VIVER A VIDA: COMO AS NOVELAS NÃO TERMINAM
Eu já posso ver a cena: Luciana emocionada e ansiosa diz a Miguel que terminou o seu relacionamento com Jorge.
O bom médico, apaixonado e dividido entre o amor de Luciana e o respeito pelo irmão, não resiste aos encantos da moça e os dois se beijam apaixonadamente.
Depois de uma enxurrada de declarações apaixonadas, o casal enternecido tem a primeira noite de amor, especialmente emocionante por causa da condição especial da garota. Talvez um filho resulte da noite idílica.
O amor não tem fronteiras, nem mesmo as físicas. Na cama, um momento sublime, um gozo puro e desprovido de qualquer sensualidade vulgar acontece enquanto a moça aperta o lençol entre os dedos exprimindo todo o seu prazer.

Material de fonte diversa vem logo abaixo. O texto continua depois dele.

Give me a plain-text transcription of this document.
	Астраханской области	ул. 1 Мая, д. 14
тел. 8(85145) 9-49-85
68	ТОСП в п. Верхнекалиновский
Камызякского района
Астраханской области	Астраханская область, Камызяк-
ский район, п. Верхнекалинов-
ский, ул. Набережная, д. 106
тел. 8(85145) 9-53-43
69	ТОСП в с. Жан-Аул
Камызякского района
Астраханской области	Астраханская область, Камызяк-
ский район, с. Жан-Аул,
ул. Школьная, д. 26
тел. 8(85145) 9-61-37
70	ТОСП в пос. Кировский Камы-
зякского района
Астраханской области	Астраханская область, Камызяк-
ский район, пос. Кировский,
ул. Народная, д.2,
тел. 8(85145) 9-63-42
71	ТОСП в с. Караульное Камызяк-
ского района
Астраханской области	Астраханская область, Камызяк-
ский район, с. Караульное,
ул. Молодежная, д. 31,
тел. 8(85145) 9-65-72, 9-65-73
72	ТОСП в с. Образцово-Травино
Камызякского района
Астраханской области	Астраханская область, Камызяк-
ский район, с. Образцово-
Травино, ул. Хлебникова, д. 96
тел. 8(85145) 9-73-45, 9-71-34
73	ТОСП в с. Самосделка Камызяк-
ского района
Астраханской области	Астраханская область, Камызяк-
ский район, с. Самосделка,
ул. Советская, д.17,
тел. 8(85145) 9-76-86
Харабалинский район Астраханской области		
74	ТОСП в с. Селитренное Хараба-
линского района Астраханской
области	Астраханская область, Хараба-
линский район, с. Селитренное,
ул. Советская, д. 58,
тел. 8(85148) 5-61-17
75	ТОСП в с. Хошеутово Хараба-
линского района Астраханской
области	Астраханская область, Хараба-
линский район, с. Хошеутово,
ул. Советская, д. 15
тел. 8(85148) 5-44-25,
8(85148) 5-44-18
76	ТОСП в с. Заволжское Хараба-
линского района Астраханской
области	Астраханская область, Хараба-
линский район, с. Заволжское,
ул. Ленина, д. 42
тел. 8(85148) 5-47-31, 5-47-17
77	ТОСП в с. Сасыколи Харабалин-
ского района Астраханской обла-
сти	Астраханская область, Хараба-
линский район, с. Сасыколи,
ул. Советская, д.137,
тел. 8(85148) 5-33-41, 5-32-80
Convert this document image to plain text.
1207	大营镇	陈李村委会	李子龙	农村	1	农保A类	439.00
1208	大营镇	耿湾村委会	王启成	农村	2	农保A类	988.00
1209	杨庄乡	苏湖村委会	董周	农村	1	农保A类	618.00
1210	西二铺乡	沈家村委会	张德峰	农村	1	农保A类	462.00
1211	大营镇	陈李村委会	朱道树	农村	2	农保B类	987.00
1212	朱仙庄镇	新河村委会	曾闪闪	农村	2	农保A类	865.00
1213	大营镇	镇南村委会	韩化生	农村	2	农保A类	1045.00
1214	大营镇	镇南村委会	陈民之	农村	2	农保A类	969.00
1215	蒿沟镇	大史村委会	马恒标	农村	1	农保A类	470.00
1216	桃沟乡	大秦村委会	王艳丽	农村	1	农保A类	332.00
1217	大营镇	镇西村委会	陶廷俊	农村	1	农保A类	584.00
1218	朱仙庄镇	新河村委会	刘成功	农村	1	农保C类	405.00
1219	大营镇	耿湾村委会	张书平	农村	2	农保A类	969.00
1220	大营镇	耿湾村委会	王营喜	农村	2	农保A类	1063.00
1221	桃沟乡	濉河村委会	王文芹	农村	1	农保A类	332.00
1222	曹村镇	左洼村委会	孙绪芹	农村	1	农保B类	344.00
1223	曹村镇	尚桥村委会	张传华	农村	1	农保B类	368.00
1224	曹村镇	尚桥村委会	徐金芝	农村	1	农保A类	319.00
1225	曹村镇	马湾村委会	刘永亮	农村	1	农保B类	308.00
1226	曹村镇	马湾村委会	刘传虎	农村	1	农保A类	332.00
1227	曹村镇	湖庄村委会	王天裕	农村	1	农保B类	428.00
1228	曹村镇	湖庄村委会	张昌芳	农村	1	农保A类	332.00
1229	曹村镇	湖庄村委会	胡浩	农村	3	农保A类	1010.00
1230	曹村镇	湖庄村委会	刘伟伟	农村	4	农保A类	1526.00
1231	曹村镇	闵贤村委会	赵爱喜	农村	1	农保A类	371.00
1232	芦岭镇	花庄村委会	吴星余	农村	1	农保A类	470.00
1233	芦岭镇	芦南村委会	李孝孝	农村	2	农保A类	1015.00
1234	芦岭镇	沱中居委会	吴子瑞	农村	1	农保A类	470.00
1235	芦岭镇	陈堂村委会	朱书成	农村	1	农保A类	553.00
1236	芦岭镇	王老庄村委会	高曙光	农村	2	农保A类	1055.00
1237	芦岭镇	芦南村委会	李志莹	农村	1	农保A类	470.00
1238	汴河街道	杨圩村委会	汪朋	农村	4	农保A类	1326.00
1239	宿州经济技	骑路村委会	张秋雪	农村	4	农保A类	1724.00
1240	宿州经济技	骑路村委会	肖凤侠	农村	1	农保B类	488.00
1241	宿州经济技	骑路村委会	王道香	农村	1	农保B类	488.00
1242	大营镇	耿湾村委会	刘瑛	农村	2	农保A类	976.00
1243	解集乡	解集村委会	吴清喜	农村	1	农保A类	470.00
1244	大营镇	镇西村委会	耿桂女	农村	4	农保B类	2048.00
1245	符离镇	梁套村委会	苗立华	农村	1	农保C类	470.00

Tudo isso, é claro, regado por um fundo musical romântico e acompanhado passo a passo pela audiência global que projeta na linda estória de amor a felicidade que não tem.
Passada a tempestade, Jorge, o engenheiro abandonado pela garota que projeta no médico bonachão a sua recuperação, perdoa o irmão e reconhece que o mesmo pode ajudá-la mais do que ele mesmo faria.
No final romântico, o amor vence a doença e o médico perfeito e perdidamente apaixonado se dispõe a cuidar da esposa pelo resto de sua vida, independente de quanto isto irá lhe custar.
Eis aí o final mítico que provavelmente a estória terá. Na vida real, entretanto, tudo aconteceria diferente. Seria mais ou menos assim.
Jorge não aceitaria a separação porque o seu orgulho ferido não admitiria ser traído e abandonado por uma garota com necessidades especiais, expressão que ele trocaria por “deficiente” nos momentos de raiva.
Quanto ao relacionamento entre Miguel e Luciana, com o tempo esfriaria e se tornaria inconsistente, pois o médico bonitão, assediado por outras mulheres no trabalho, começaria a questionar se amava de fato a moça a ponto de sacrificar-se pelo resto da vida ao lado de uma mulher portadora de uma grave deficiência física.
Miguel abandonaria Luciana depois de algumas noites de sexo. Ela, depressiva, se entregaria a uma amargura progressiva que a levaria a tornar-se uma pessoa frustrada e ácida.
Arrependida, talvez a garota tentasse reatar o relacionamento com o antigo namorado que a essas alturas já estaria namorando uma linda arquiteta em perfeitas condições físicas dando o troco a ex-namorada vingativamente.
Como se vê na vida real as coisas não são tão perfeitas. As pessoas, entretanto, precisam das ilusões e dos contos de fadas, afinal de contas não suportariam ver também na televisão aquilo que já experimentam no dia-a-dia.